Charles is, Palmer says, "the man who would be king -- if his 82 year old mother, Queen Elizabeth, wasn't quite so robustly healthy."
In a rare public statement Wednesday, the queen made it clear she does expect Charles to take over one day, saying, "For Prince Phillip and me, there can be no greater pleasure or comfort than to know that into his care are safely entrusted the guiding principles of public service and duty to others."
Charles was five-years-old in 1953 when he watched, from Buckingham Palace, his mother's coronation parade -- which means he's been heir-in-waiting for 55 years.
In that time, in spite of the scandal, then tragedy, of his marriage to Diana, he's dedicated himself to their sons, William and Harry, to charity work, and a few pet causes, such as organic farming.
In the BBC documentary, "Charles at 60," he says, "I always try and keep out of all the party politics and all that sort of thing. Obviously, you know, you skirt around edges see where you can help and push things here and there and do whatever one can."
So, observes Palmer, at an age when most CEOs are thinking of retirement, the Prince of Wales is still waiting to take over the top job.
And he may have a long wait, still.
Queen Elizabeth's mother, Queen Mother Elizabeth, died in 2002 at the age of 101.

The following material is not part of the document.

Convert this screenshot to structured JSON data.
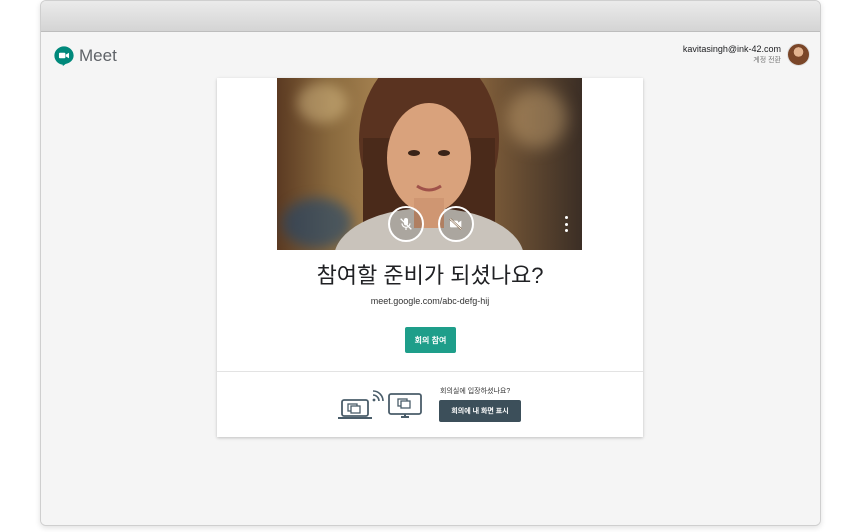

"She's never going to give up!" remarked TV star Joan Collins on The Early Show Wednesday. Collins, who is British, said, "Her mother lived to be 100! (actually -- 101 -- see above!). If she lives to be 100, Charles would be 80 himself, and I don't think the British people want a king of 80! And they love the boys (Princes William and Harry), and would probably love to have them on the throne."